The narrative is muddled with elaborate flashbacks that show us Khalid’s side of the story. His reasons to join the squad and prove himself and the threat that is hanging over the country in the form of this chameleon, one-note criminal who hasn’t be caught yet. However, these flashbacks are also riddled with tons of oomph and show where Roshan’s Kabir (where the actor’s charisma overpowers the character itself) walks in slow-mo, smirks and glides along with his chiseled muscular body. Everyone including Khalid and the audience is just happy enough to witness the actor is all his distinctive beauty.
Most sequences in the first half of the film play out as Khalid’s adoration for Kabir grows. This is the high-point of the narrative that later breaks this meta-bromance between Shroff’s real-life admiration of Roshan. The other half works as a clear-sighted hand-over of the action star giving out his legacy to the only one who truly deserves it. However, in doing so the film also confirms Roshan’s screen-charisma is still unmatchable and the protégé is still in line to get there.
The film is not too heavy or complicated when it comes to the plot. The standard issues are wrapped in a pretty standard imitation of Mission-Impossible peppered with Bollywood-esque emotional conceits. The dance numbers still puncture the plot by dissing the momentum and there’s a ton of over the top investigation that serves little purpose. But the twists that form a bigger chunk of the second half are also surprisingly well-earned.
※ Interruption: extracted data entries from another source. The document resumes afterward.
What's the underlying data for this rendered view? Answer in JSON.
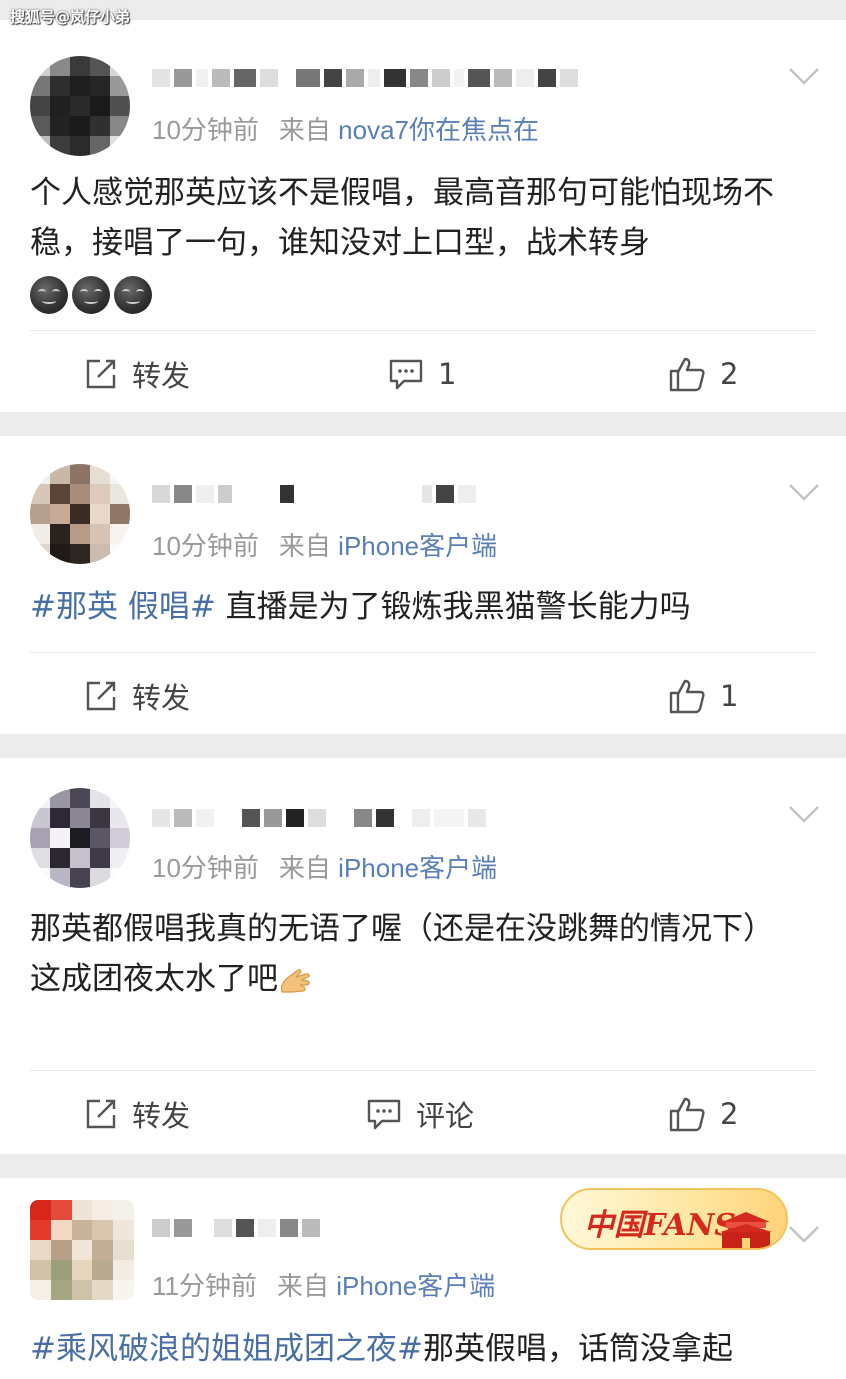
{
  "watermark": "搜狐号@岚仔小弟",
  "posts": [
    {
      "time": "10分钟前",
      "source_prefix": "来自",
      "source": "nova7你在焦点在",
      "text": "个人感觉那英应该不是假唱，最高音那句可能怕现场不稳，接唱了一句，谁知没对上口型，战术转身",
      "emoji_icon": "smirk-emoji-icon",
      "emoji_count": 3,
      "actions": {
        "repost": "转发",
        "comment": "1",
        "like": "2"
      }
    },
    {
      "time": "10分钟前",
      "source_prefix": "来自",
      "source": "iPhone客户端",
      "tag": "#那英 假唱#",
      "text": "直播是为了锻炼我黑猫警长能力吗",
      "actions": {
        "repost": "转发",
        "like": "1"
      }
    },
    {
      "time": "10分钟前",
      "source_prefix": "来自",
      "source": "iPhone客户端",
      "line1": "那英都假唱我真的无语了喔（还是在没跳舞的情况下）",
      "line2": "这成团夜太水了吧",
      "emoji_icon": "pray-hands-emoji-icon",
      "actions": {
        "repost": "转发",
        "comment": "评论",
        "like": "2"
      }
    },
    {
      "time": "11分钟前",
      "source_prefix": "来自",
      "source": "iPhone客户端",
      "badge": "中国FANS",
      "tag": "#乘风破浪的姐姐成团之夜#",
      "text": "那英假唱，话筒没拿起"
    }
  ],
  "colors": {
    "tag_blue": "#4a6fa5",
    "source_blue": "#5b7fb8",
    "meta_gray": "#9a9a9a",
    "badge_red": "#d42a1e"
  }
}
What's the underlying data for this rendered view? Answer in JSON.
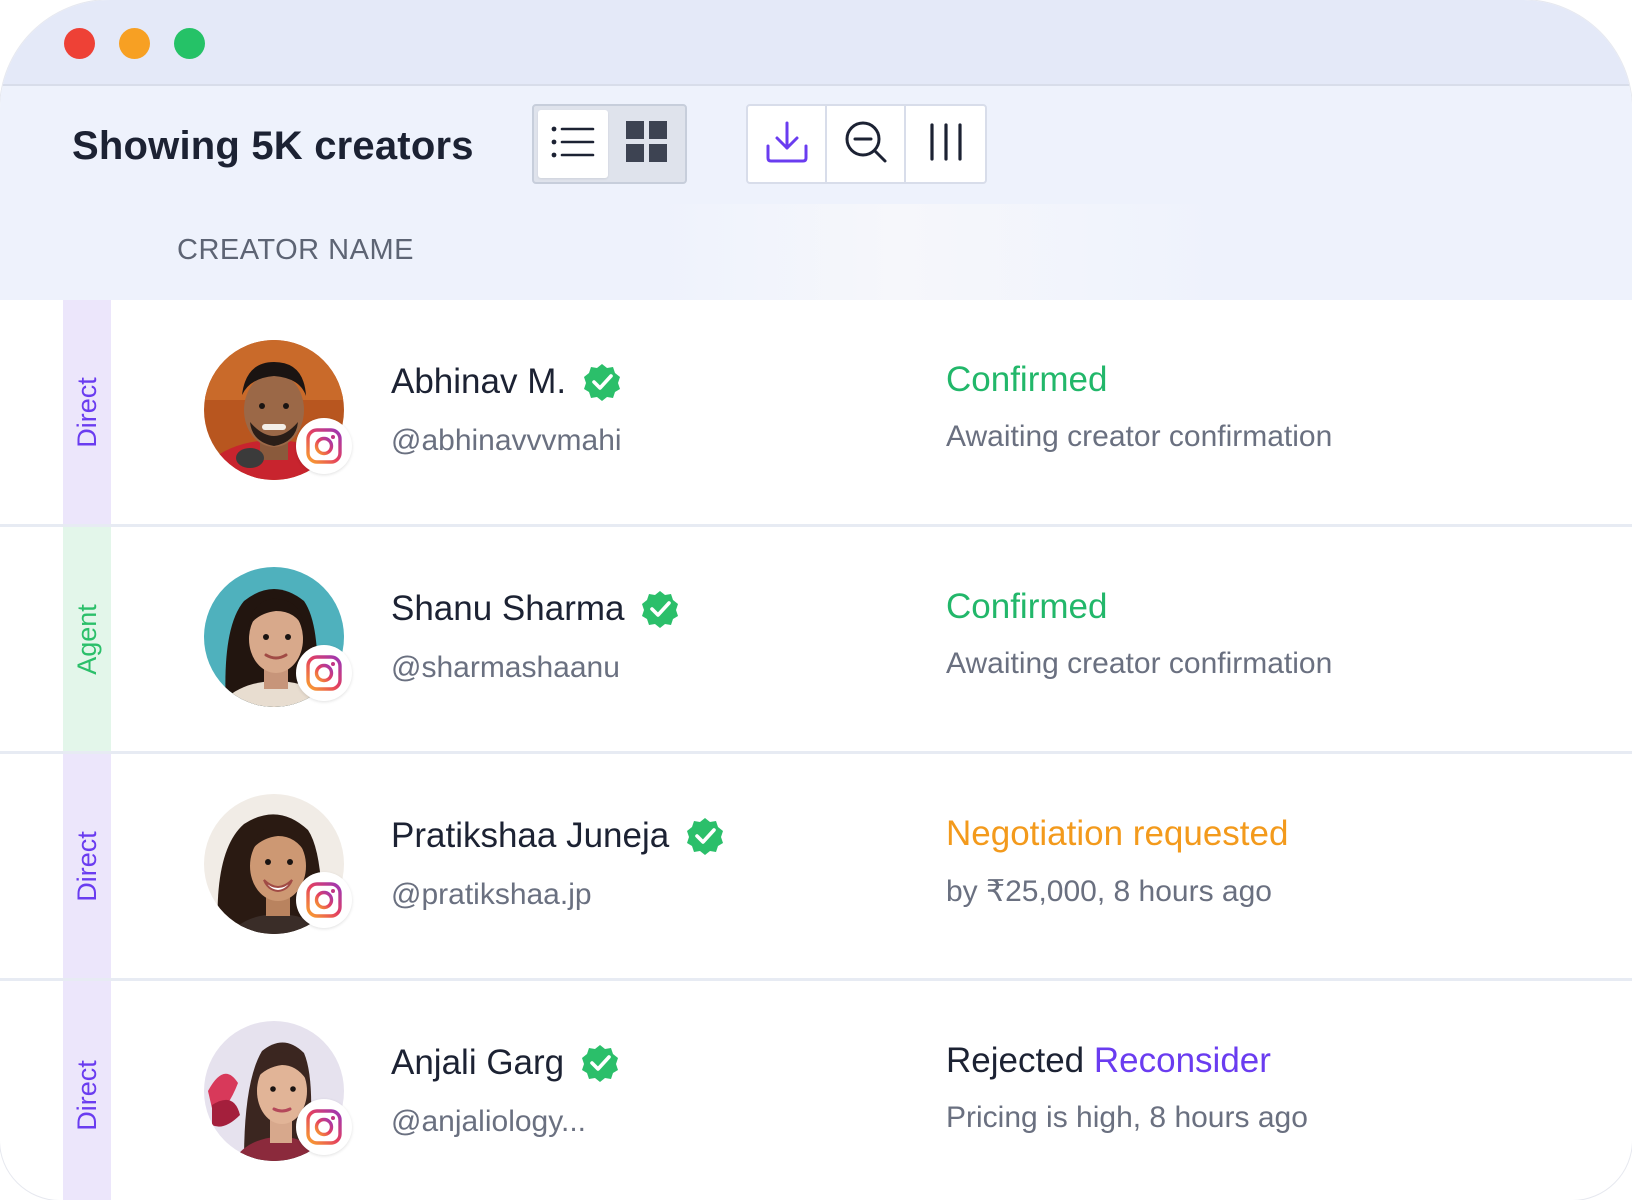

Their implausibility will depend on where a viewer comes from. As far as pulling the rug is concerned, the writers ensure that the changes can be equated with what the viewer has seen in hindsight. Making them seem intelligent in spite of how silly they might sound later.
There’s no point discussing the ladies because this testosterone-fueled action ride is so full of bromance that it actually borderlines homoeroticism. ‘War‘ is an extravaganza that pays extra attention to the detailing in the action sequences. None of them are marred by jarring camera movements or over the top Bollywoodization that feels like they could only exist in an alternate reality. Thus makes ‘War’ a big step forward for actioners in the realm of Hindi cinema.